Our Longing for Nemesis

The ancient Greeks recognized many goddesses associated with concepts that we might today simply label “justice”. Amongst these, Dike and Themis tend to be the best known, ruling over mundane law and divine law, respectively. Though that is a gross oversimplification, it’s about as close as our modern worldview can grasp quickly, i.e.- without delving a whole separate academic paper.

This is, of course, because our civilization has for hundreds of years insisted on one, single form of justice- the letter of manmade law, judged by men, and enforced by men. We blinded our “Justice”- to suggest impartiality. Yet a recurrent critique of our system is its lack of self-awareness, self-critique, and self-improvement. In other words, our justice system is not blind to privilege, wealth, and power as it should be, but rather to its own biases, shortcomings, and failures.

To be sure, this is not universally true of everyone in the justice system. Even so, there is an increasing sense amongst the body politic that our justice system has become a perverse inversion of itself and its intended function.

Thanks to Edward Butler, I found this blog post by Sheena McGrath that triggered something in me. I realized that my understanding of Nemesis had been woefully incomplete.
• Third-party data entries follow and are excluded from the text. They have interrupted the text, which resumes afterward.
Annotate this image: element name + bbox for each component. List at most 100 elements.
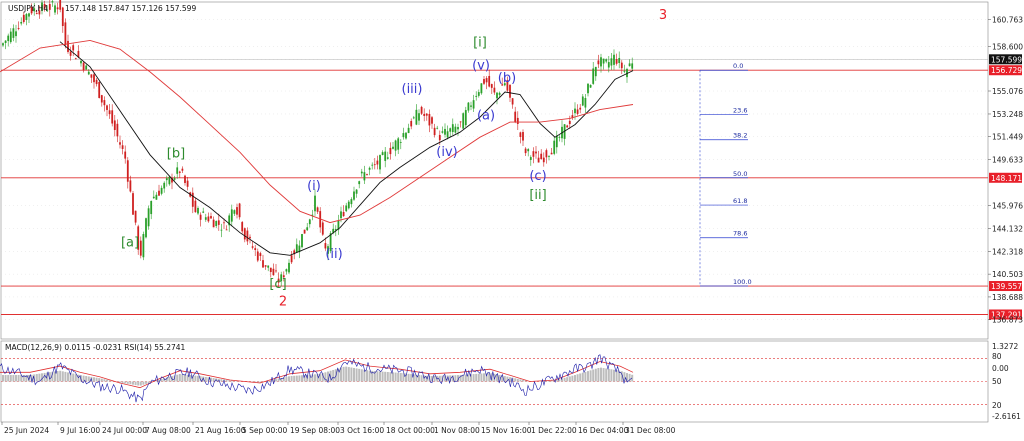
time-axis-label: 18 Oct 00:00 (386, 426, 435, 435)
candle-body (483, 79, 485, 84)
candle-body (48, 4, 51, 10)
indicator-axis-label: 0.00 (992, 364, 1009, 373)
macd-histogram-bar (522, 379, 524, 382)
macd-histogram-bar (230, 380, 233, 382)
price-level-value: 139.557 (991, 282, 1022, 291)
candle-body (155, 194, 158, 200)
macd-histogram-bar (204, 376, 207, 382)
candle-body (597, 60, 600, 65)
price-axis-label: 136.873 (992, 316, 1023, 325)
candle-body (594, 66, 597, 77)
candle-body (152, 196, 155, 199)
candle-body (587, 83, 589, 94)
candle-body (550, 152, 553, 155)
macd-histogram-bar (350, 367, 353, 382)
candle-body (285, 269, 288, 272)
candle-body (210, 216, 212, 219)
macd-histogram-bar (61, 371, 64, 382)
candle-body (402, 133, 405, 138)
candle-body (446, 131, 449, 138)
candle-body (628, 63, 631, 67)
candle-body (160, 187, 163, 194)
candle-body (423, 113, 426, 116)
candle-body (527, 149, 530, 152)
time-axis-label: 19 Sep 08:00 (290, 426, 340, 435)
macd-histogram-bar (295, 375, 298, 382)
macd-histogram-bar (389, 372, 392, 382)
macd-histogram-bar (550, 380, 553, 382)
macd-histogram-bar (410, 374, 413, 382)
candle-body (113, 120, 116, 130)
candle-body (433, 127, 436, 136)
macd-histogram-bar (386, 371, 389, 382)
candle-body (212, 219, 215, 228)
candle-body (353, 191, 355, 200)
current-price-value: 157.599 (991, 55, 1022, 64)
macd-histogram-bar (407, 373, 410, 382)
wave-label: 2 (279, 295, 287, 310)
macd-histogram-bar (288, 376, 290, 382)
wave-label: 3 (659, 8, 667, 23)
candle-body (600, 57, 602, 67)
candle-body (168, 176, 171, 185)
macd-histogram-bar (220, 379, 223, 382)
candle-body (620, 62, 623, 69)
candle-body (246, 230, 249, 242)
macd-histogram-bar (7, 375, 10, 382)
macd-histogram-bar (194, 375, 197, 382)
candle-body (93, 74, 95, 83)
candle-body (548, 156, 550, 157)
macd-histogram-bar (9, 375, 12, 382)
macd-histogram-bar (56, 371, 59, 382)
wave-label: [b] (167, 146, 185, 161)
candle-body (98, 81, 101, 98)
macd-histogram-bar (589, 370, 592, 382)
candle-body (358, 181, 361, 185)
candle-body (360, 171, 363, 174)
time-axis-label: 24 Jul 00:00 (102, 426, 147, 435)
candle-body (568, 120, 571, 125)
candle-body (204, 217, 207, 220)
macd-histogram-bar (12, 375, 15, 382)
candle-body (488, 75, 491, 87)
candle-body (545, 150, 548, 158)
macd-histogram-bar (454, 375, 457, 382)
macd-histogram-bar (298, 375, 301, 382)
candle-body (449, 128, 452, 132)
candle-body (613, 54, 615, 65)
macd-histogram-bar (87, 376, 90, 382)
candle-body (217, 220, 220, 225)
candle-body (496, 92, 498, 99)
candle-body (17, 27, 20, 29)
usdjpy-chart: 156.729148.171139.557137.291157.599 0.02… (0, 0, 1023, 435)
macd-histogram-bar (64, 371, 67, 382)
time-axis-label: 5 Sep 00:00 (242, 426, 288, 435)
candle-body (202, 211, 205, 213)
candle-body (631, 63, 634, 69)
candle-body (59, 0, 62, 10)
candle-body (249, 236, 251, 239)
wave-label: [c] (269, 277, 286, 292)
candle-body (459, 121, 462, 123)
macd-histogram-bar (2, 375, 4, 382)
macd-histogram-bar (184, 374, 186, 382)
macd-histogram-bar (394, 372, 397, 382)
macd-histogram-bar (139, 381, 142, 386)
time-axis: 25 Jun 2024 9 Jul 16:00 24 Jul 00:007 Aug … (1, 422, 676, 435)
main-plot-frame (0, 1, 989, 340)
macd-histogram-bar (290, 375, 293, 382)
candle-body (451, 124, 454, 133)
candle-body (116, 123, 119, 137)
candle-body (139, 240, 142, 256)
candle-body (158, 190, 160, 196)
price-axis-label: 144.132 (992, 225, 1023, 234)
macd-histogram-bar (72, 373, 75, 382)
candle-body (15, 31, 17, 37)
candle-body (376, 160, 379, 165)
candle-body (379, 155, 381, 170)
macd-histogram-bar (134, 381, 137, 386)
macd-histogram-bar (225, 379, 228, 382)
macd-histogram-bar (381, 371, 384, 382)
macd-histogram-bar (15, 375, 17, 382)
candle-body (100, 95, 103, 103)
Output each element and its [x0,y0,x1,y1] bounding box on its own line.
While I recognize that this is true of every deity given my limitations, in this case I felt a sudden inrush that palpably discovered a preexisting emptiness.
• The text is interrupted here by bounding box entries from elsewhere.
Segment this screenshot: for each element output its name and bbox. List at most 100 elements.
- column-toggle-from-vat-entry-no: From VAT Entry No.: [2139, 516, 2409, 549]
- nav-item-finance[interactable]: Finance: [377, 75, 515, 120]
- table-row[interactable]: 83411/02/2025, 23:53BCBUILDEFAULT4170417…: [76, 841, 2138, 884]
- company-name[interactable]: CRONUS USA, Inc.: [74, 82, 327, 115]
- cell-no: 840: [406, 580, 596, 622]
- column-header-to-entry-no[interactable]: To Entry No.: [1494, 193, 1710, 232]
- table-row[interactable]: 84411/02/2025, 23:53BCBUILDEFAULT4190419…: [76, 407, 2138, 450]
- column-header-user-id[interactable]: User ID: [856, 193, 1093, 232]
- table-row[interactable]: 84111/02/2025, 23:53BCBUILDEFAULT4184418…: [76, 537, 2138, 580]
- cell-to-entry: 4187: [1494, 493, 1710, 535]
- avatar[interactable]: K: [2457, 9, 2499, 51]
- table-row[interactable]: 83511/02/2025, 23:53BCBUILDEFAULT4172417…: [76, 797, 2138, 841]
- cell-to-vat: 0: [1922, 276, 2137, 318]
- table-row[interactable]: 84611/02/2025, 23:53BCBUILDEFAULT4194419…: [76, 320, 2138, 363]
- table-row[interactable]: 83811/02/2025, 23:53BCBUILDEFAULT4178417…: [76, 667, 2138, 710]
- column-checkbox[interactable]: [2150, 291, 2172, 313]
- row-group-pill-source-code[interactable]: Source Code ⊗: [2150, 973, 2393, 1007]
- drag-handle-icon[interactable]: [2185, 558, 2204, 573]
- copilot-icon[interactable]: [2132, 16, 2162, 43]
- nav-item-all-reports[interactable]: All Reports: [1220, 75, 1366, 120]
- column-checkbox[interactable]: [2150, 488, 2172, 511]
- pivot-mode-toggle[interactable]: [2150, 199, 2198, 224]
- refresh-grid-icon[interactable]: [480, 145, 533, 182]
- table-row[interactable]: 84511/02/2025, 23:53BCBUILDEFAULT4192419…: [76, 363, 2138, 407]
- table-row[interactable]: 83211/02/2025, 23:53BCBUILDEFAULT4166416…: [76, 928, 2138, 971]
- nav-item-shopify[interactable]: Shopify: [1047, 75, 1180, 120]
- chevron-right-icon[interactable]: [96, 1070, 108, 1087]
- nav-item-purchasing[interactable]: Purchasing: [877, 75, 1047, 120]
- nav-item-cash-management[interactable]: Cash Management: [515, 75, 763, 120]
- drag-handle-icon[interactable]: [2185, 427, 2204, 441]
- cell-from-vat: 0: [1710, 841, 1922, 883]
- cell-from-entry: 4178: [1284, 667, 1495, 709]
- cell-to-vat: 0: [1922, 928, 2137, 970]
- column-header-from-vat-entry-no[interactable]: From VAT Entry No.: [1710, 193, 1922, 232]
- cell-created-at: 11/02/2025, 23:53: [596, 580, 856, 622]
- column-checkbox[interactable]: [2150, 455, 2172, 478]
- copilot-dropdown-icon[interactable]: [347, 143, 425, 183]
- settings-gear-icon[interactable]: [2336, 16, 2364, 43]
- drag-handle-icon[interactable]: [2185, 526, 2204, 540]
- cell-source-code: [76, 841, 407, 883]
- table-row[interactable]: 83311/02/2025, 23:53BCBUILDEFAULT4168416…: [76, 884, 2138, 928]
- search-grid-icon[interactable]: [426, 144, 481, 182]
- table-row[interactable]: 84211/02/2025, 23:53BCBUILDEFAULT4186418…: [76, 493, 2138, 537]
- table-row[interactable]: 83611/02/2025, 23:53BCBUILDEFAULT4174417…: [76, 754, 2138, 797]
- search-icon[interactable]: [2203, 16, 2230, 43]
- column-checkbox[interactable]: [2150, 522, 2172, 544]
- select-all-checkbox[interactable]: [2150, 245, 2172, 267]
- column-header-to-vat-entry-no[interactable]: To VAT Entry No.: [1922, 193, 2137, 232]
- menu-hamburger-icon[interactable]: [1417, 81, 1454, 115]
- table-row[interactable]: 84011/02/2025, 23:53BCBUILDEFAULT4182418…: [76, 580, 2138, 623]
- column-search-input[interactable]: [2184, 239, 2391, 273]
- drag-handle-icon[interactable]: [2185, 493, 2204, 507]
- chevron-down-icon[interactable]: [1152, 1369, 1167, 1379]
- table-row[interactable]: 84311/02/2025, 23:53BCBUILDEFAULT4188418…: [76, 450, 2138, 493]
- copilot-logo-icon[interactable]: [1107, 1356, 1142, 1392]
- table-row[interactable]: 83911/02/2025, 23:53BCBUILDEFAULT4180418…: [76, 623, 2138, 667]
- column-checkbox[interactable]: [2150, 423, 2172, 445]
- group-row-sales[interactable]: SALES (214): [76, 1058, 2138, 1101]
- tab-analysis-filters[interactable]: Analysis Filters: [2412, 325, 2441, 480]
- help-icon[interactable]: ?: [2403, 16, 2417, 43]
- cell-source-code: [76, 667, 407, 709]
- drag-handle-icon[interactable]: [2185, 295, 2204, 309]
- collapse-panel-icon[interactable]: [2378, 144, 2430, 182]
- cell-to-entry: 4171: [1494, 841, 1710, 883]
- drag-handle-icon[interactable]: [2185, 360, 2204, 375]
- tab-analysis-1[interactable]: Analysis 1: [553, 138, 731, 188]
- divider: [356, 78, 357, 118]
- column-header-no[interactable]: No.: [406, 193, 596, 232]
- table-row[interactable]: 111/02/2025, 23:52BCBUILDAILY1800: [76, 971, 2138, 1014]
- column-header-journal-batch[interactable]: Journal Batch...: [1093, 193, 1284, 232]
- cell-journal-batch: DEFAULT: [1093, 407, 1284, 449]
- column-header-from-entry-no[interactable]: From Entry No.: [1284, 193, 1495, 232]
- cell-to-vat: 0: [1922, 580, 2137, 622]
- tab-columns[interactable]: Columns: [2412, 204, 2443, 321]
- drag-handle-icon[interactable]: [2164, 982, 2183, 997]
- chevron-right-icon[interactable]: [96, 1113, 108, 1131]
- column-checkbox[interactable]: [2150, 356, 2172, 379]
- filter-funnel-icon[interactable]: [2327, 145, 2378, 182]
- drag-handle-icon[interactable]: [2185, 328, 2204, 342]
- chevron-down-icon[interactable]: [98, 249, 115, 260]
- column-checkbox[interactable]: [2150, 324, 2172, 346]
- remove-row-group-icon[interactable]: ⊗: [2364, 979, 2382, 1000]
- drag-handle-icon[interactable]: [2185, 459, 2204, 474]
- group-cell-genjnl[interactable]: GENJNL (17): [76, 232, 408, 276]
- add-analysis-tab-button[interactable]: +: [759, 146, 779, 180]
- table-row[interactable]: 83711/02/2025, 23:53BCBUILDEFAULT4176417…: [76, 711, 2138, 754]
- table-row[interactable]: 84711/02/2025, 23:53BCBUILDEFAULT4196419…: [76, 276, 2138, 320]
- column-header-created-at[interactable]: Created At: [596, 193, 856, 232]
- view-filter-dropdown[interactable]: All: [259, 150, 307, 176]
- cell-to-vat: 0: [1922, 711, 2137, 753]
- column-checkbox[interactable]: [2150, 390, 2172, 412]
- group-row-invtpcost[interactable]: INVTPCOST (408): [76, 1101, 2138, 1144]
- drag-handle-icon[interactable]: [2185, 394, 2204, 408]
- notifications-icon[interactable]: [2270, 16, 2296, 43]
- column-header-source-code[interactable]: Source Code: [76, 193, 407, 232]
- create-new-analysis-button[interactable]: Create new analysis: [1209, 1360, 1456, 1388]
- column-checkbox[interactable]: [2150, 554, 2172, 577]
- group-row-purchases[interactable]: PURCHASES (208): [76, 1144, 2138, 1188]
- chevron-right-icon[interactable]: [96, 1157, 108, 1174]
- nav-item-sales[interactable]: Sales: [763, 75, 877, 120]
Which led me to realize how civilization-wide this emptiness is.

How many times have you heard someone throw around the concept of karma? For example, this quote attributed to the author Jessica Brody:

“Karma comes after everyone eventually. You can’t get away with screwing people over your whole life, I don’t care who you are. What goes around comes around. That’s how it works. Sooner or later the universe will serve you the revenge that you deserve.”

Of course, that’s a vast oversimplification of the religious concept of karma, but at least according to some ancient Greek and Roman sources- it is one of the things Nemesis actively does. In the ancient Classical worldview, Someone always stood ready to correct or punish wrongdoing, inequity, and even excessive good fortune lacking in proper humility and charity.

Indeed, when we explore the ancient Greek understanding of many-faceted justice and the many deities associated therewith, we see a much richer and more complete understanding of human interaction with concepts like right-relation and fairness.

Of course, that’s not to say the Greeks got everything right- pederasty, misogyny, and slavery were just three of their many societal failings.

However, they did understand that healthy human societies require not just courthouses and written laws, but belief in a deeper, more fundamental form of fairness. Modern philosophers and psychologists like to call this the “Just World Fallacy” and label it a cognitive bias that clouds our rationality.

Yet, in the absence of a just world (or at least a world trying to be more just), all moral systems disintegrate. The proof of this is all around us as wealth and power flow towards cruelty and crude cunning instead of towards benevolence and wisdom.

The rise of both far-right and far-left violent extremism have their roots in a desire to institute what (in their misguided eyes) would constitute a “just” world.

As I mentioned in my post about Ares, “Oh, HELL no!” and “Over my dead body!” are amongst His gifts to humanity in time of need. In these particular cases, what we are seeing is those healthy impulses corrupted by the lack of a broader framework of justice and piety.

His daughter, Adrestia, goddess of vengeance and justified rebellion, likely takes Her name from one of Nemesis’ epithets- “Inescapable”. Her mysteries are another form of justice the Greeks once recognized. Today we denigrate this as “vigilante justice”, a laughably thin ruse to prop up our failing justice system’s willful ignorance of the importance of honor, equity, and humanity.

Obviously, I’m not suggesting that we all need to dust off our muskets and rebel or sharpen our knives to get back at our enemies.

What I’m saying is that part of our society’s ills flow from our crippled and intentionally limited understanding of what constitutes justice- i.e., right-relation and fairness.

It is right, I think, that the Greeks classed Nemesis as a Primordial. I’ve made no secret of my belief that our universe is caught in a struggle between two inimical and omnipotent (in their own times) poles and that our existence is made possible only through the intervention of The Gods (of many pantheons and others still unknown to us).

The Gods’ order makes life itself possible.

Nemesis makes intelligent life possible, by standing firm between the “In me only is there justice” of the Devourer and the Divider’s “Justice does not exist”.

She reminds us that while a totally just world does not exist and might never exist, there is at least one fundamental and exceedingly ancient Power striving to make it so. Without this middle ground in which causality is at least sometimes understandable, we would most certainly destroy ourselves in fits of anxious rage or through hopeless apathy.

She reminds us that justice, fairness, equity, and right-relation are not derived from human sources. Yet, by embracing Nemesis and the broader Classical concepts of justice and the divinities Who champion them, we can contribute to them. Through this we find that humans have a place in Their plan.

A place for us that is meaningful and beautiful.